Cet homme m’a exaspérée, j’étouffe... j’ai besoin d’air !
Croyant tirer son mouchoir, elle prend sa natte pour s’éventer.
TACAREL, rentrant par la gauche, pan coupé.
Madame, mille fois pardon...
MADAME CHAMPBAUDET, s’éventant.
Ah ! monsieur Paul !... si vous aviez été là, vous m’auriez protégée ! une pauvre femme seule !
Apercevant sa natte.
Oh !
TACAREL, de même.
Oh !
À part.
Elle marivaudait avec sa natte !
MADAME CHAMPBAUDET, à part.
Il l’a vue !
Elle la fourre vivement dans sa poche.
TACAREL.
Madame, il en passe !
MADAME CHAMPBAUDET, rentrant vivement le bout.
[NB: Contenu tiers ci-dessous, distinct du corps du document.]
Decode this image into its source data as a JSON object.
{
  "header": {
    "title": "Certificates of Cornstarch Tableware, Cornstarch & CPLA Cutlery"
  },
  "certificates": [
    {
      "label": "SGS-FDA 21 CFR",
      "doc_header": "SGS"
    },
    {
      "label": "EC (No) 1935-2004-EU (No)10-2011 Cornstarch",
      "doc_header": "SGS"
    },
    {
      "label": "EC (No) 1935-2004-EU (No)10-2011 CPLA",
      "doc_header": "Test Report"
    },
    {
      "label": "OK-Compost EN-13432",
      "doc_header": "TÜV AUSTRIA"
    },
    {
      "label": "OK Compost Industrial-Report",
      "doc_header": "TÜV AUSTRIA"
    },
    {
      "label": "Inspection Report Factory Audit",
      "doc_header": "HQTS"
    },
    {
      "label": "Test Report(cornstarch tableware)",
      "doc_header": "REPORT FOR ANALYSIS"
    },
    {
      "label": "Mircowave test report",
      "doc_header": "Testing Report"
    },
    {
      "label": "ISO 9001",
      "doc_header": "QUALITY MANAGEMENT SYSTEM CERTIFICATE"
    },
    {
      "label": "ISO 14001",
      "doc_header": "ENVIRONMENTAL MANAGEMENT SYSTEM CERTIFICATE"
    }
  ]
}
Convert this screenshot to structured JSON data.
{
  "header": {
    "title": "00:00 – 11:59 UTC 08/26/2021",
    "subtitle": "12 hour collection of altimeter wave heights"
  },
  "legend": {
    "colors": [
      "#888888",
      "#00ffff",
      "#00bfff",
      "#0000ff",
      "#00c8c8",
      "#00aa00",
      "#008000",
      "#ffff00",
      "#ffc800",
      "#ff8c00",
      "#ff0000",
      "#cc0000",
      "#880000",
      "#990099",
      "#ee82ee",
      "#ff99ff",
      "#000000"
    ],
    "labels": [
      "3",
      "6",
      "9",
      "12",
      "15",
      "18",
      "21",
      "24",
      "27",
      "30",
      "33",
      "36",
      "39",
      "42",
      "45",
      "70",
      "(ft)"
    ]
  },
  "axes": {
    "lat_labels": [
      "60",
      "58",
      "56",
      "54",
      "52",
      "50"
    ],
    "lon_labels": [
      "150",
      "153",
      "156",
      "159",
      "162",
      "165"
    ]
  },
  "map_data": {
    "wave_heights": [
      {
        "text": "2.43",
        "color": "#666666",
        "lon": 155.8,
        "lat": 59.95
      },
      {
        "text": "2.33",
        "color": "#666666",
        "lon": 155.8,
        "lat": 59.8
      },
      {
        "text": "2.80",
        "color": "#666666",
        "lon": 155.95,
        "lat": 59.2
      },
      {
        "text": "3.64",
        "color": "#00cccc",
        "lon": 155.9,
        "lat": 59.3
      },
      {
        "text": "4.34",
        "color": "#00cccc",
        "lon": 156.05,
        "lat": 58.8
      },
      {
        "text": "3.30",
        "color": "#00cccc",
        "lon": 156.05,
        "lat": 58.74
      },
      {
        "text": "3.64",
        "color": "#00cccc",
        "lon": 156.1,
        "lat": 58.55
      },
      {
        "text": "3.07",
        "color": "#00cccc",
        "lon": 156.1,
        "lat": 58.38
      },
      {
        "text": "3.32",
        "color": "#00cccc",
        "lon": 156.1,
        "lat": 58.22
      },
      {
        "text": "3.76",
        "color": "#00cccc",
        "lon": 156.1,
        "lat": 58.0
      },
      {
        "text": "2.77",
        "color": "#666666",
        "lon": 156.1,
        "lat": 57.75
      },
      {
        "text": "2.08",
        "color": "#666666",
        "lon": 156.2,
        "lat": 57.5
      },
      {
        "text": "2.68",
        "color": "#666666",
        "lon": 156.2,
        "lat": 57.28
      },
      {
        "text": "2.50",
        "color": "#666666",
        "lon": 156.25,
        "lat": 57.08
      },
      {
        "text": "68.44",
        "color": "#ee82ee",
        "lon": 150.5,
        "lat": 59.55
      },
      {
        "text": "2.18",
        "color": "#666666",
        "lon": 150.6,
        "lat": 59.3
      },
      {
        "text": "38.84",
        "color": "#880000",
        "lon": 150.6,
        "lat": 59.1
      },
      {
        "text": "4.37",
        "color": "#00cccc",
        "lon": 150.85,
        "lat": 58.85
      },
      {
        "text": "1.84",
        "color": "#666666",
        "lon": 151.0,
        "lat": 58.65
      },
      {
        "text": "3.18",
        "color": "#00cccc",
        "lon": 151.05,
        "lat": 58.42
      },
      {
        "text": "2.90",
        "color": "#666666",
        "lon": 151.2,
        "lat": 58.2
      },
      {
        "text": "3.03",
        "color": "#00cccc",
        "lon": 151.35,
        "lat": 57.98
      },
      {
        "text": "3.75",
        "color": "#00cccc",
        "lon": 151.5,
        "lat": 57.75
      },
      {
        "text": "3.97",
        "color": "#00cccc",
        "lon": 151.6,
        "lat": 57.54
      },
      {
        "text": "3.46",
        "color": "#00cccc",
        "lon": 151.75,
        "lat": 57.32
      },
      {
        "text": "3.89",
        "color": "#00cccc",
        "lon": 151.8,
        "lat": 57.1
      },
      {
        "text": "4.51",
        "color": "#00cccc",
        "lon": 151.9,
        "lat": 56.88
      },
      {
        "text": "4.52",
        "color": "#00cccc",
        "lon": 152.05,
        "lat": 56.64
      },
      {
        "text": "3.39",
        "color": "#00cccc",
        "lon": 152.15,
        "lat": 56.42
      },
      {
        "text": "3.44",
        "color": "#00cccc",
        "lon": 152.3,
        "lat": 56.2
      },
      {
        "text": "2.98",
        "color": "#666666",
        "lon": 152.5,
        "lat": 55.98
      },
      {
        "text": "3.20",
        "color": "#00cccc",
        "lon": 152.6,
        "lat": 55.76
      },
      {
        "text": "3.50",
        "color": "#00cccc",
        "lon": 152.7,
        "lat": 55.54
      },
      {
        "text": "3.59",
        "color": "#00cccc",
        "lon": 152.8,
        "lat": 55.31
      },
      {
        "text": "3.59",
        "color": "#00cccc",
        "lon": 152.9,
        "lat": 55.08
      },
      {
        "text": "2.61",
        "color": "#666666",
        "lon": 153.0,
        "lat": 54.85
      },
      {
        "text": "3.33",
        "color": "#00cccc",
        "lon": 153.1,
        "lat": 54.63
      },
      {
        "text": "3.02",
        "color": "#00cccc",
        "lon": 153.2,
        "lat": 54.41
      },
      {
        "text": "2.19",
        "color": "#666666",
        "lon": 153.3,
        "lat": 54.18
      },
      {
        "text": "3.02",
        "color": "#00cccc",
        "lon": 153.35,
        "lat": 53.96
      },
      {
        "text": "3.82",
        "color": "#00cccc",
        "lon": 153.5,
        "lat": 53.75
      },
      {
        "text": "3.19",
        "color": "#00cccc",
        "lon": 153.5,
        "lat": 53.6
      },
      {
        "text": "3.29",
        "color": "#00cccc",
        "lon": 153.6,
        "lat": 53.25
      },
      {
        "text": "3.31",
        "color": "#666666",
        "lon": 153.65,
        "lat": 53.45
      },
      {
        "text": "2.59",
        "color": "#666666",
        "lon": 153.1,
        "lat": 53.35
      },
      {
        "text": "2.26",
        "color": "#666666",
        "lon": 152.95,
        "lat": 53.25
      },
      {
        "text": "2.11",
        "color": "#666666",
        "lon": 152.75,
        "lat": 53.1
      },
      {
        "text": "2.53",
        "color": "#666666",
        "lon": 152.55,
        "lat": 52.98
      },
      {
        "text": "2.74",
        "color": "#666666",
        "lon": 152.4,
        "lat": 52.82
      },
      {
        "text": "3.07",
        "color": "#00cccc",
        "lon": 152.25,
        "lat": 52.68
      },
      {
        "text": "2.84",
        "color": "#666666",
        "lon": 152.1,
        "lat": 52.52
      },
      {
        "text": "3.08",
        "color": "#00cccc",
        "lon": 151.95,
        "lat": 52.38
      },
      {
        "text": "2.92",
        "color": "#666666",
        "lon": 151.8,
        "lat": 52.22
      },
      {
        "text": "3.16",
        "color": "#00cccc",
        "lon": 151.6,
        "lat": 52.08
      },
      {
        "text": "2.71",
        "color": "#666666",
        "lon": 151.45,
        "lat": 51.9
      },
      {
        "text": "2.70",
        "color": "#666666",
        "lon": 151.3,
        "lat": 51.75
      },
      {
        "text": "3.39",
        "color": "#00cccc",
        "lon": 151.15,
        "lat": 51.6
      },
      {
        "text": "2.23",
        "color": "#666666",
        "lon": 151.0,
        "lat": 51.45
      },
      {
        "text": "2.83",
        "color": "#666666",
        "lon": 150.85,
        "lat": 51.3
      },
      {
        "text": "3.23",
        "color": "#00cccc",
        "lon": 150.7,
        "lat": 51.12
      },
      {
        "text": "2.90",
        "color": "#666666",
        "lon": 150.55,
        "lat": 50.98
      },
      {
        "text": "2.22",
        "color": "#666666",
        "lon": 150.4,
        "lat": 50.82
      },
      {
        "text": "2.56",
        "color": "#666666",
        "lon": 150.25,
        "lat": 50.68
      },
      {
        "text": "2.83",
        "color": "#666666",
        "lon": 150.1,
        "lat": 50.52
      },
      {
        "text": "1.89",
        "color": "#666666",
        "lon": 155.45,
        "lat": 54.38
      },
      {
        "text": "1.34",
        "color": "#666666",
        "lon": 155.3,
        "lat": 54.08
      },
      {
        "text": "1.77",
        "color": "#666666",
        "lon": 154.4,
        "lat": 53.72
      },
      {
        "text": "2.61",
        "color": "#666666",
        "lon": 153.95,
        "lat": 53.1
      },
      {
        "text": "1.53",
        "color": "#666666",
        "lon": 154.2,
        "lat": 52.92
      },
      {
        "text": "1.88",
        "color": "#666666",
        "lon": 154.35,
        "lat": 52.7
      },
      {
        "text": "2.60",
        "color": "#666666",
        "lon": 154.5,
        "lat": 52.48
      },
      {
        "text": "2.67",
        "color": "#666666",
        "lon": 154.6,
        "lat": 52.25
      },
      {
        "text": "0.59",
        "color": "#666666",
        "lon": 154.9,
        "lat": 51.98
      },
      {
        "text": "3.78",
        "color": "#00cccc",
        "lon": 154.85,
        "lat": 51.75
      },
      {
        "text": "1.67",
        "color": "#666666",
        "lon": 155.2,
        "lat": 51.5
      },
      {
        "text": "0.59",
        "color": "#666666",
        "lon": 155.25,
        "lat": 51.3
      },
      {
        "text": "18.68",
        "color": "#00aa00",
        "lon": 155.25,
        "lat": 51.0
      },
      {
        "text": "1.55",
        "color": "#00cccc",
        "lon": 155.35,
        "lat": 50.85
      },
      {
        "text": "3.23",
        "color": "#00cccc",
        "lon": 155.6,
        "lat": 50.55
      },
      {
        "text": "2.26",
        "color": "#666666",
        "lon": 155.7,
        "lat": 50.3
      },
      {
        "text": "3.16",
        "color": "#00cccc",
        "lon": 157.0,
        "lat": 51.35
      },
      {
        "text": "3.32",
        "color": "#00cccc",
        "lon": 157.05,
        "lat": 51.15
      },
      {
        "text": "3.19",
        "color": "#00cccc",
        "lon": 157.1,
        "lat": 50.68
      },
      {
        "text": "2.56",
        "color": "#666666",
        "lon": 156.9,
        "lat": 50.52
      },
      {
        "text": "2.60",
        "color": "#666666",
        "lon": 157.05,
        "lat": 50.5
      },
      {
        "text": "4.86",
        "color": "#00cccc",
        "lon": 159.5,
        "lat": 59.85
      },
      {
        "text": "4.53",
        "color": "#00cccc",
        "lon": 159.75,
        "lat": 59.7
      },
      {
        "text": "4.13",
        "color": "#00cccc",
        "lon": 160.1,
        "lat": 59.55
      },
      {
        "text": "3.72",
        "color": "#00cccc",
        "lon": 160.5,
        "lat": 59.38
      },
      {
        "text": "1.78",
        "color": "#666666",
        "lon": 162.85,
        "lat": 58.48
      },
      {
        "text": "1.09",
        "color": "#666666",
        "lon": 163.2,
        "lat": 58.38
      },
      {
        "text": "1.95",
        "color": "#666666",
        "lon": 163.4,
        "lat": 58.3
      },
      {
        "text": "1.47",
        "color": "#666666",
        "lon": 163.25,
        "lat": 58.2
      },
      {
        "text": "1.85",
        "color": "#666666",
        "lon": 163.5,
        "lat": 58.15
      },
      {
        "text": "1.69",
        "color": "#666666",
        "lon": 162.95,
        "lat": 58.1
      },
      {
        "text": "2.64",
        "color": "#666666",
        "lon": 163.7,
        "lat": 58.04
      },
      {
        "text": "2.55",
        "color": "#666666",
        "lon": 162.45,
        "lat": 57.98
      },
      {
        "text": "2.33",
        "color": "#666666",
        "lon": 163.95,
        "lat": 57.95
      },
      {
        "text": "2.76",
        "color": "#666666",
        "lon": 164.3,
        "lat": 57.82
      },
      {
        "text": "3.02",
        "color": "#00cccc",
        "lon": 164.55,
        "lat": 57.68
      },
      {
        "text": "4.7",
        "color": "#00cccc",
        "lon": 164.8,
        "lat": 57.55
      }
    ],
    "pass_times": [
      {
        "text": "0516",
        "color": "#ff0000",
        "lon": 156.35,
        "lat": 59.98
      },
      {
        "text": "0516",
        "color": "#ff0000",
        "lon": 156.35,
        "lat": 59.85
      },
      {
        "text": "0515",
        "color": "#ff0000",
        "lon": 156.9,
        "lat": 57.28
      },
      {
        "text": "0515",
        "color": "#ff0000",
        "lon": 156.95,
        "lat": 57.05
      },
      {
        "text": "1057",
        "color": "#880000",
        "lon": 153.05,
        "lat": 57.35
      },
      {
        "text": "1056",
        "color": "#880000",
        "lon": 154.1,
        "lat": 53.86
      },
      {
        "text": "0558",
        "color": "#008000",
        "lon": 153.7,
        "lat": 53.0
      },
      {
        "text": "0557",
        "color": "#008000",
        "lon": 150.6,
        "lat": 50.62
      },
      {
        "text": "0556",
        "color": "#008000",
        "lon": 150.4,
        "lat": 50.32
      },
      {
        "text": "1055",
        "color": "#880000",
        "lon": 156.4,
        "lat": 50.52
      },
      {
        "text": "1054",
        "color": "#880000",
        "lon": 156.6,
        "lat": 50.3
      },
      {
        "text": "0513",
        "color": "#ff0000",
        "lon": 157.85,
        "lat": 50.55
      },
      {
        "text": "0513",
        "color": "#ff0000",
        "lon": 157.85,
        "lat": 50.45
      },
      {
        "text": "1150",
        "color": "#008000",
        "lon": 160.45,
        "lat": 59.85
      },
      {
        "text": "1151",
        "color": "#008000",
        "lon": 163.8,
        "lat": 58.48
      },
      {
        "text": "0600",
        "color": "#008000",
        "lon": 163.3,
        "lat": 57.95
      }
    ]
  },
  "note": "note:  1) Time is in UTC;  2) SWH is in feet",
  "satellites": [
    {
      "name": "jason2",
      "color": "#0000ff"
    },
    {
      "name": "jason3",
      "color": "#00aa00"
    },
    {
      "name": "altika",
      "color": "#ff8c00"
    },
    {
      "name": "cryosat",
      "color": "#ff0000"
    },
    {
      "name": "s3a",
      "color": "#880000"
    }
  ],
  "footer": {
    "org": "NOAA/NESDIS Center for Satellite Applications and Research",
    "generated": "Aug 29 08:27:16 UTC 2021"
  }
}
Ce n’est pas à moi !... C’est pour une de mes amies de province qui a eu des chagrins.
TACAREL.
Je m’en doutais...
MADAME CHAMPBAUDET.
Attendez-moi là... j’ai mille choses à vous dire... Je vais chercher notre petite collation.
À part, en sortant.
C’est peut-être mal de le tromper ?... Mais, quand nous serons mariés, je lui avouerai toutes mes petites annexions !
Haut.
À bientôt, à bientôt !
Elle entre dans une pièce latérale, à gauche.
Scène XI
TACAREL, puis LA DAME VOILÉE, puis MADAME CHAMPBAUDET
TACAREL, seul.
Je ne sais pas si Aglaé a répondu... Ce clerc de notaire est bègue... Il n’en finissait plus de me raconter comme quoi il m’avait cherché chez moi, à mon cercle... et dans mille autres lieux...pour me remettre une lettre de son patron... La voici... très pressée.
Lisant.
« Mon cher client, je vous ai enfin découvert un parti qui réunit toutes les convenances. »
Parlé.
Très bien...
Lisant.
« La première entrevue aura lieu ce soir. »
Parlé.
Ah ! sapristi !
Lisant.
« Vous êtes attendu à dix heures précises, chez M. Letrinquier, père de la jeune personne, rue du Foin, au Marais, n° 15... Vous vous présenterez comme architecte... Le père est censé faire bâtir... et vous êtes censé ne rien savoir... Brûlez ma lettre ! »
Parlé.
Ce soir, à dix heures !
On entend l’air du Bon Tabac joué plus vigoureusement que jamais à l’étage supérieur.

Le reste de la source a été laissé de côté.